Bütün bu gerekliliklere rağmen, Müslüman toplumlarda, seküler toplumlara kıyasla çok yaygın bir şekilde güven zayıflığının mevcut olduğu da çok bariz bir gerçekliktir.

Bunun iki sebebinden söz edilebilir.

Birincisi, uzun süreli ve istikrarlı güvenin fayda ve getirilerinin layıkıyla idrak edilmemesi. Bu durumda kişiler, kısa süreli aldatıcı işlerle neticeye ulaşmak istemektedirler.

Belki bazı kereler bu tür fırsatçılıkların bir neticesi olsa da, uzun vadeli kârlı neticelerinden söz edilemez. Nitekim bu tür fırsatçılıklar, uzun vadede hem kendisine hem de başkalarına zararlar vermektedir.

İkincisi, “tahkiki iman ve ahlaki zaafiyet”tir. Mü’min insanların, tahkiki iman nispetinde amelleri İslami emirlerle uyumlu olur. Ahlaki ilkelerin tahkiki imanla tahkim edildiği Müslüman toplumlarda, emin olmak, mü’min olmanın en bariz bir vasfı olduğu için, insanların güven sarsıcı davranışlara girişmeleri pek söz konusu olmaz.

Kişinin imanı tahkik derecesine çıktıkça, imanın davranışlara tesiri artar. Tahkiki iman ahlaki kurallara sadakatle bağlılığı da ziyadeleştirir.

Tıpkı elektrikteki voltaj düşüklüğünün elektronik aletlerin çalıştırılması için yeterli olmamasında olduğu gibi, tahkiki imandan uzaklaşıldıkça, zayıf iman fiillere yansımamakta, bu da güven zaaflarına sebep olabilmektedir. Bu sebeple, Müslüman toplumlardaki mü’min insanların güven vermemelerinin temelinde tahkiki iman ve ahlaki zaafiyetler yer almaktadır.
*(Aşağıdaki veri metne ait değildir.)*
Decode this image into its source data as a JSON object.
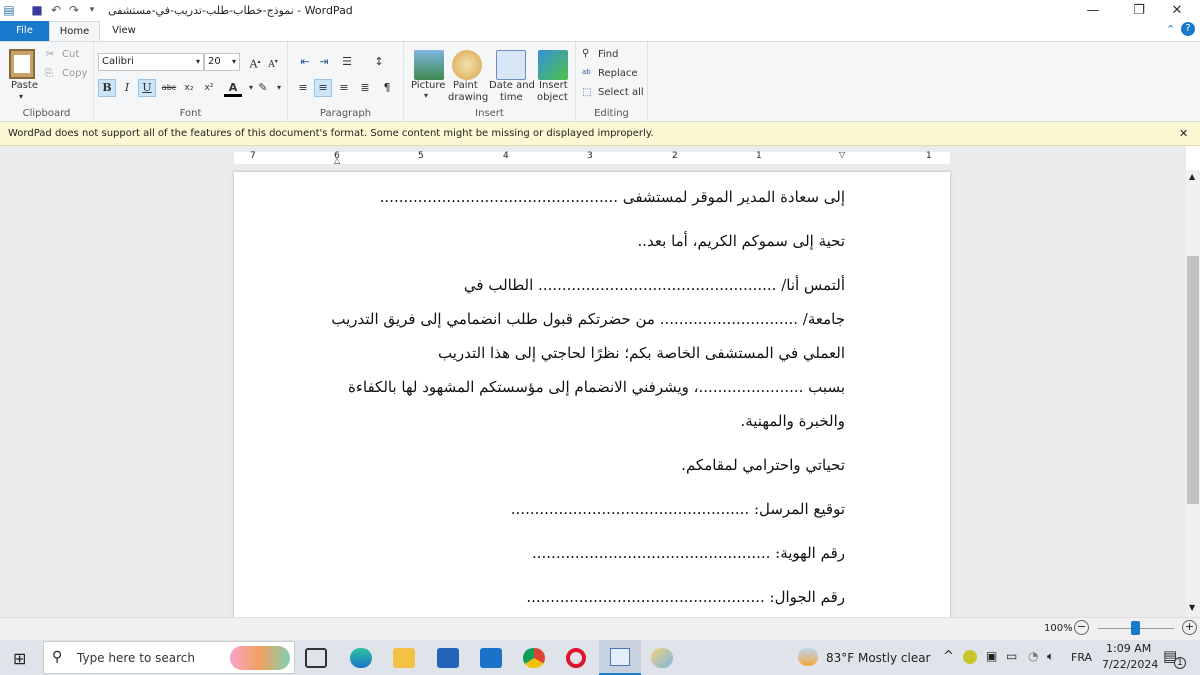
{
  "window": {
    "title": "نموذج-خطاب-طلب-تدريب-في-مستشفى - WordPad"
  },
  "tabs": [
    {
      "label": "File"
    },
    {
      "label": "Home"
    },
    {
      "label": "View"
    }
  ],
  "ribbon": {
    "clipboard": {
      "label": "Clipboard",
      "paste": "Paste",
      "cut": "Cut",
      "copy": "Copy"
    },
    "font": {
      "label": "Font",
      "family": "Calibri",
      "size": "20"
    },
    "paragraph": {
      "label": "Paragraph"
    },
    "insert": {
      "label": "Insert",
      "picture": "Picture",
      "paint1": "Paint",
      "paint2": "drawing",
      "date1": "Date and",
      "date2": "time",
      "obj1": "Insert",
      "obj2": "object"
    },
    "editing": {
      "label": "Editing",
      "find": "Find",
      "replace": "Replace",
      "select_all": "Select all"
    }
  },
  "warning": "WordPad does not support all of the features of this document's format. Some content might be missing or displayed improperly.",
  "ruler": [
    "7",
    "6",
    "5",
    "4",
    "3",
    "2",
    "1",
    "1"
  ],
  "document": {
    "lines": [
      "إلى سعادة المدير الموقر لمستشفى ..................................................",
      "تحية إلى سموكم الكريم، أما بعد..",
      "ألتمس أنا/ .................................................. الطالب في",
      "جامعة/ ............................. من حضرتكم قبول طلب انضمامي إلى فريق التدريب",
      "العملي في المستشفى الخاصة بكم؛ نظرًا لحاجتي إلى هذا التدريب",
      "بسبب ......................، ويشرفني الانضمام إلى مؤسستكم المشهود لها بالكفاءة",
      "والخبرة والمهنية.",
      "تحياتي واحترامي لمقامكم.",
      "توقيع المرسل: ..................................................",
      "رقم الهوية: ..................................................",
      "رقم الجوال: .................................................."
    ]
  },
  "status": {
    "zoom": "100%"
  },
  "taskbar": {
    "search_placeholder": "Type here to search",
    "weather": "83°F  Mostly clear",
    "lang": "FRA",
    "time": "1:09 AM",
    "date": "7/22/2024",
    "notif": "1"
  }
}
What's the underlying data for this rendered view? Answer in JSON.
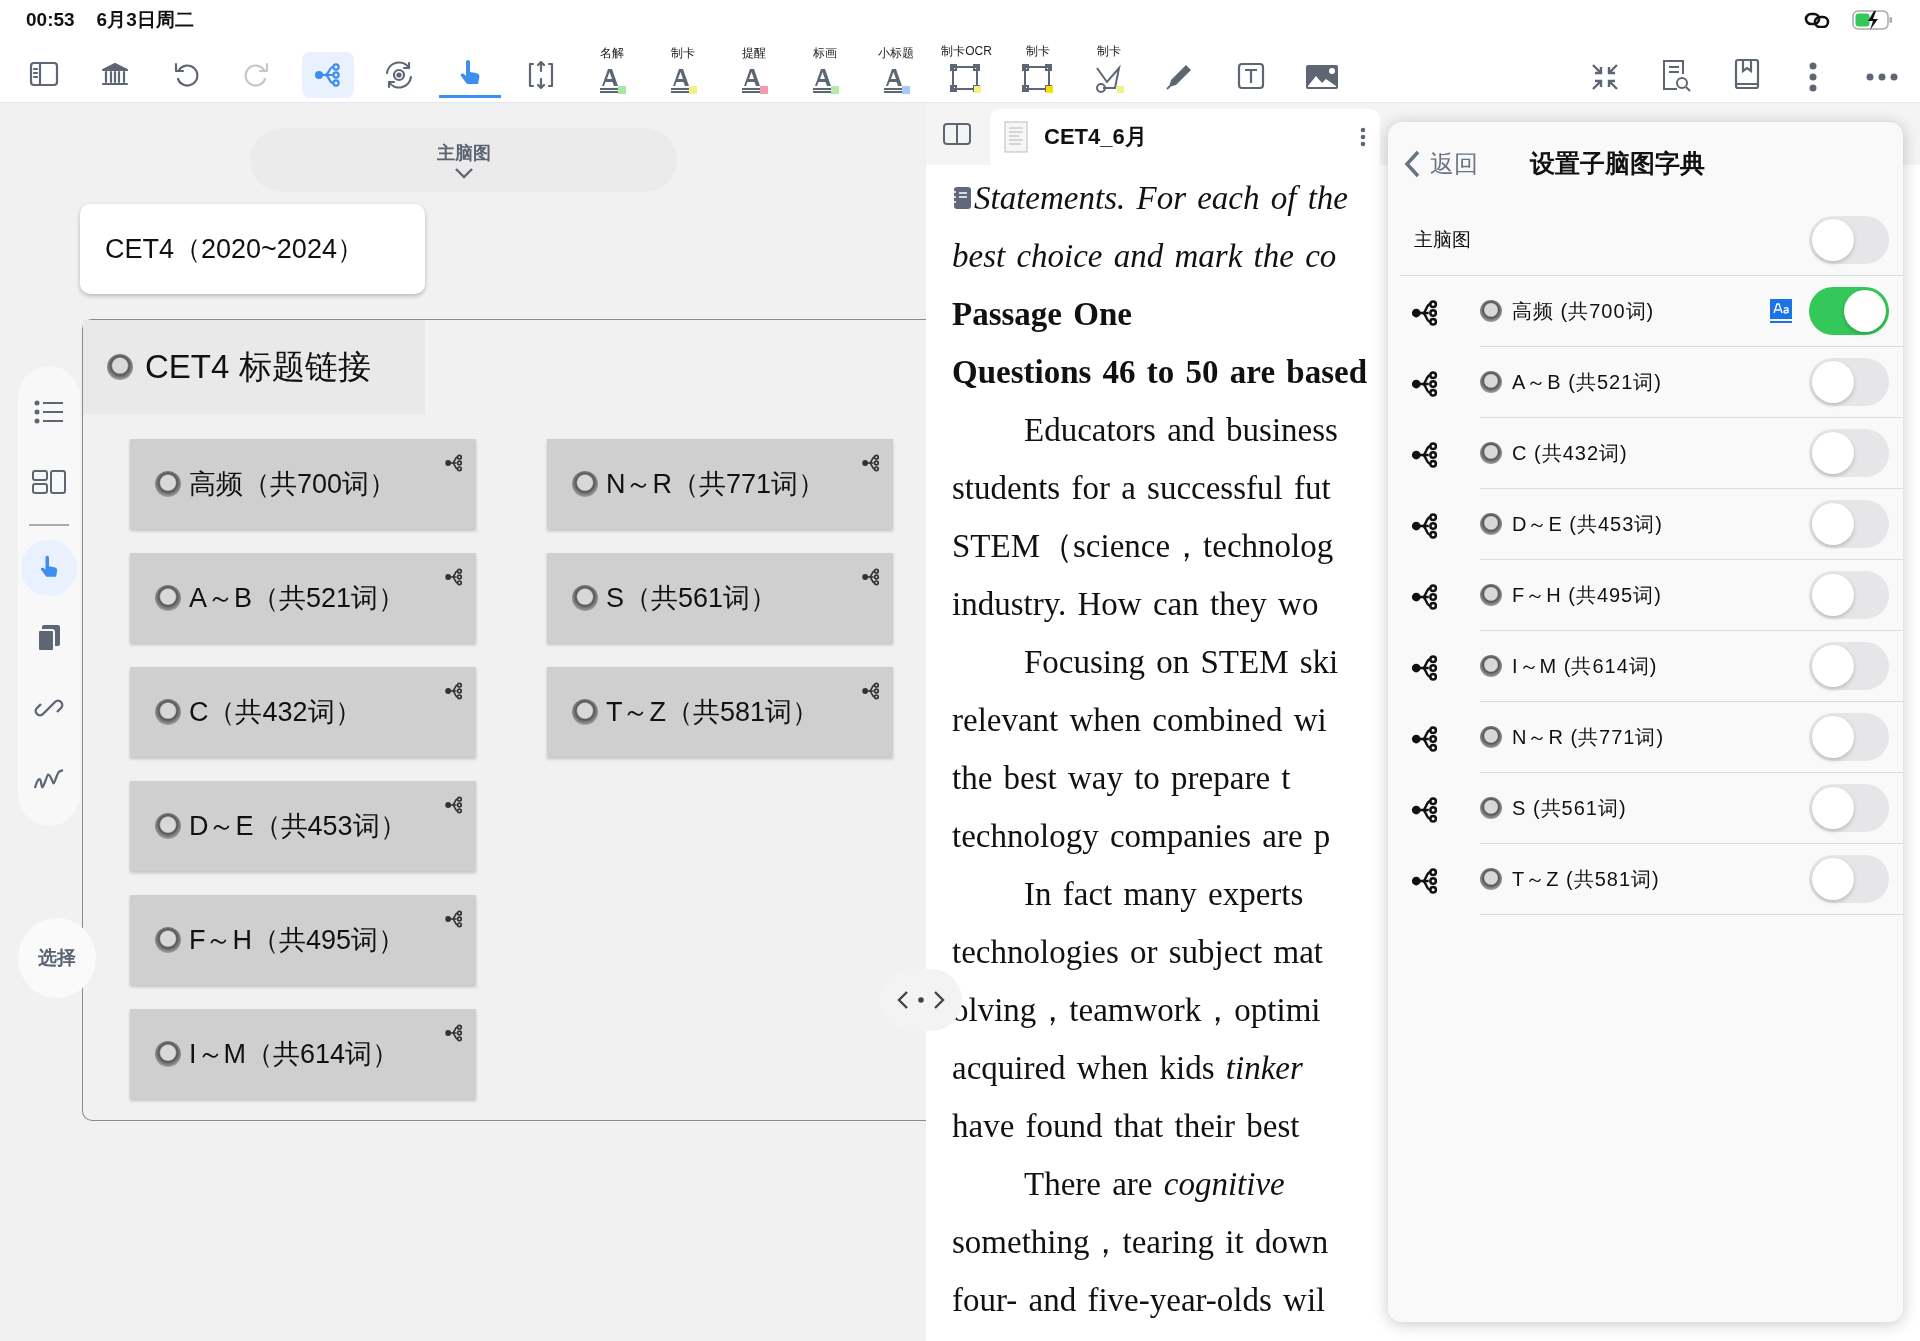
{
  "status_bar": {
    "time": "00:53",
    "date": "6月3日周二"
  },
  "toolbar": {
    "tools": [
      {
        "selected": false,
        "highlighted": false,
        "disabled": false
      },
      {
        "selected": false,
        "highlighted": false,
        "disabled": false
      },
      {
        "selected": false,
        "highlighted": false,
        "disabled": false
      },
      {
        "selected": false,
        "highlighted": false,
        "disabled": true
      },
      {
        "selected": false,
        "highlighted": true,
        "disabled": false
      },
      {
        "selected": false,
        "highlighted": false,
        "disabled": false
      },
      {
        "selected": true,
        "highlighted": false,
        "disabled": false
      },
      {
        "selected": false,
        "highlighted": false,
        "disabled": false
      }
    ],
    "markers": [
      {
        "kind": "text",
        "label": "名解",
        "color": "#a6e8a0"
      },
      {
        "kind": "text",
        "label": "制卡",
        "color": "#f3f08a"
      },
      {
        "kind": "text",
        "label": "提醒",
        "color": "#f29bb0"
      },
      {
        "kind": "text",
        "label": "标画",
        "color": "#b4eaa8"
      },
      {
        "kind": "text",
        "label": "小标题",
        "color": "#a9c9f2"
      },
      {
        "kind": "frame",
        "label": "制卡OCR",
        "color": "#f3f08a"
      },
      {
        "kind": "frame",
        "label": "制卡",
        "color": "#f2e400"
      },
      {
        "kind": "lasso",
        "label": "制卡",
        "color": "#f3f08a"
      }
    ]
  },
  "side_tools": [
    {
      "selected": false
    },
    {
      "selected": false
    },
    {
      "selected": true
    },
    {
      "selected": false
    },
    {
      "selected": false
    },
    {
      "selected": false
    }
  ],
  "select_button": "选择",
  "mindmap": {
    "switcher": "主脑图",
    "root": "CET4（2020~2024）",
    "group": {
      "title": "CET4 标题链接",
      "columns": [
        [
          {
            "label": "高频（共700词）"
          },
          {
            "label": "A～B（共521词）"
          },
          {
            "label": "C（共432词）"
          },
          {
            "label": "D～E（共453词）"
          },
          {
            "label": "F～H（共495词）"
          },
          {
            "label": "I～M（共614词）"
          }
        ],
        [
          {
            "label": "N～R（共771词）"
          },
          {
            "label": "S（共561词）"
          },
          {
            "label": "T～Z（共581词）"
          }
        ]
      ]
    }
  },
  "document": {
    "tab_title": "CET4_6月",
    "lines": [
      {
        "text": "Statements. For each of the",
        "kind": "instruction",
        "indent": false
      },
      {
        "text": "best choice and mark the co",
        "kind": "instruction",
        "indent": false
      },
      {
        "text": "Passage One",
        "kind": "heading",
        "indent": false
      },
      {
        "text": "Questions 46 to 50 are based",
        "kind": "heading",
        "indent": false
      },
      {
        "text": "Educators and business",
        "kind": "body",
        "indent": true
      },
      {
        "text": "students for a successful fut",
        "kind": "body",
        "indent": false
      },
      {
        "text": "STEM（science，technolog",
        "kind": "body",
        "indent": false
      },
      {
        "text": "industry. How can they wo",
        "kind": "body",
        "indent": false
      },
      {
        "text": "Focusing on STEM ski",
        "kind": "body",
        "indent": true
      },
      {
        "text": "relevant when combined wi",
        "kind": "body",
        "indent": false
      },
      {
        "text": "the best way to prepare t",
        "kind": "body",
        "indent": false
      },
      {
        "text": "technology companies are p",
        "kind": "body",
        "indent": false
      },
      {
        "text": "In fact many experts",
        "kind": "body",
        "indent": true
      },
      {
        "text": "technologies or subject mat",
        "kind": "body",
        "indent": false
      },
      {
        "text": "olving，teamwork，optimi",
        "kind": "body",
        "indent": false
      },
      {
        "text": "acquired when kids *tinker*",
        "kind": "body",
        "indent": false
      },
      {
        "text": "have found that their best",
        "kind": "body",
        "indent": false
      },
      {
        "text": "There are *cognitive*",
        "kind": "body",
        "indent": true
      },
      {
        "text": "something，tearing it down",
        "kind": "body",
        "indent": false
      },
      {
        "text": "four- and five-year-olds wil",
        "kind": "body",
        "indent": false
      }
    ]
  },
  "popup": {
    "back": "返回",
    "title": "设置子脑图字典",
    "main": {
      "label": "主脑图",
      "on": false
    },
    "items": [
      {
        "label": "高频 (共700词)",
        "on": true,
        "dictionary": true
      },
      {
        "label": "A～B (共521词)",
        "on": false,
        "dictionary": false
      },
      {
        "label": "C (共432词)",
        "on": false,
        "dictionary": false
      },
      {
        "label": "D～E (共453词)",
        "on": false,
        "dictionary": false
      },
      {
        "label": "F～H (共495词)",
        "on": false,
        "dictionary": false
      },
      {
        "label": "I～M (共614词)",
        "on": false,
        "dictionary": false
      },
      {
        "label": "N～R (共771词)",
        "on": false,
        "dictionary": false
      },
      {
        "label": "S (共561词)",
        "on": false,
        "dictionary": false
      },
      {
        "label": "T～Z (共581词)",
        "on": false,
        "dictionary": false
      }
    ]
  }
}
Müslüman toplumlar için sürekli ve istikrarlı güvenin en sağlam hali, tahkiki iman ve ahlaki ilkelere bağlılıkla birlikte, güvenin sağlayacağı uzun vadeli menfaatlere tam olarak inanılması ile mümkün olacaktır. Bu iki şartın bir arada bulunmasıyla iman ile fiili pratikler birbirini tamamlamış olacak, mü’min olmanın lüzumlu kıldığı EMÎN olmanın maddi nimetlerinden de maksimum düzeyde istifade edilebilmesi olgusu söz konusu olabilecektir.
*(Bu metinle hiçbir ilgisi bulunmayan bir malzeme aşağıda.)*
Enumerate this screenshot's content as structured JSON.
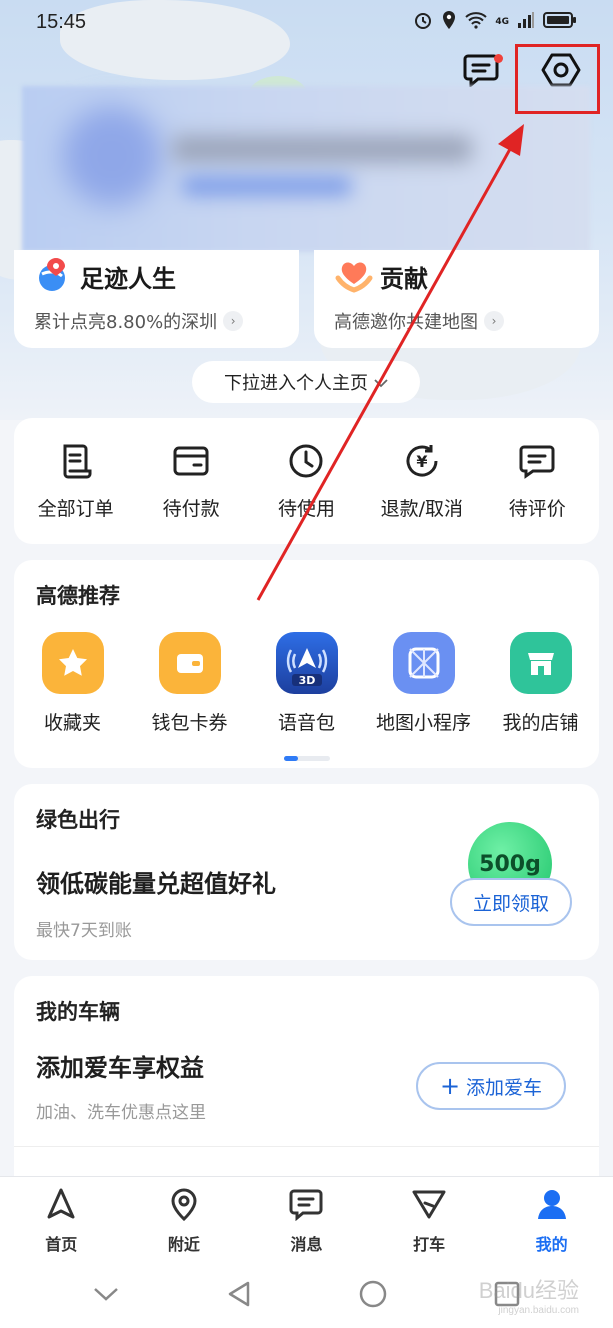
{
  "status_bar": {
    "time": "15:45",
    "network": "4G"
  },
  "header": {
    "messages_badge_color": "#f0413b"
  },
  "life_cards": [
    {
      "title": "足迹人生",
      "subtitle": "累计点亮8.80%的深圳"
    },
    {
      "title": "贡献",
      "subtitle": "高德邀你共建地图"
    }
  ],
  "pull_hint": "下拉进入个人主页",
  "orders": [
    {
      "label": "全部订单",
      "icon": "receipt-icon"
    },
    {
      "label": "待付款",
      "icon": "wallet-icon"
    },
    {
      "label": "待使用",
      "icon": "clock-icon"
    },
    {
      "label": "退款/取消",
      "icon": "refund-icon"
    },
    {
      "label": "待评价",
      "icon": "comment-icon"
    }
  ],
  "recommend": {
    "title": "高德推荐",
    "items": [
      {
        "label": "收藏夹",
        "icon": "star-icon",
        "color": "#fbb43a"
      },
      {
        "label": "钱包卡券",
        "icon": "wallet-icon",
        "color": "#fbb43a"
      },
      {
        "label": "语音包",
        "icon": "voice-3d-icon",
        "color": "#2d5bd8",
        "badge": "3D"
      },
      {
        "label": "地图小程序",
        "icon": "map-app-icon",
        "color": "#6a90f2"
      },
      {
        "label": "我的店铺",
        "icon": "store-icon",
        "color": "#2fc49a"
      }
    ]
  },
  "green_travel": {
    "title": "绿色出行",
    "promo": "领低碳能量兑超值好礼",
    "note": "最快7天到账",
    "energy": "500g",
    "button": "立即领取"
  },
  "vehicle": {
    "title": "我的车辆",
    "promo": "添加爱车享权益",
    "note": "加油、洗车优惠点这里",
    "button": "添加爱车"
  },
  "tabs": [
    {
      "label": "首页",
      "icon": "navigation-arrow-icon"
    },
    {
      "label": "附近",
      "icon": "location-pin-icon"
    },
    {
      "label": "消息",
      "icon": "message-icon"
    },
    {
      "label": "打车",
      "icon": "taxi-icon"
    },
    {
      "label": "我的",
      "icon": "user-icon",
      "active": true
    }
  ],
  "watermark": {
    "brand": "Baidu经验",
    "url": "jingyan.baidu.com"
  },
  "colors": {
    "accent": "#1b6ef3",
    "annotation": "#e02424"
  }
}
Kısaca ifade etmek gerekirse, Âlem-i İslam’ın gelecekte belirgin olarak hükümran olması maddeten terakkiye bağlıdır. Maddeten terakki etmenin ön şartı da, mü’min olmanın temel vasıflarından biri olan “EMÎN” olmanın gereklerini yerine getirmek, herkese GÜVEN vermektir. Aksi halde Müslümanlar için tedenni ve esaret hayatı devam edecektir.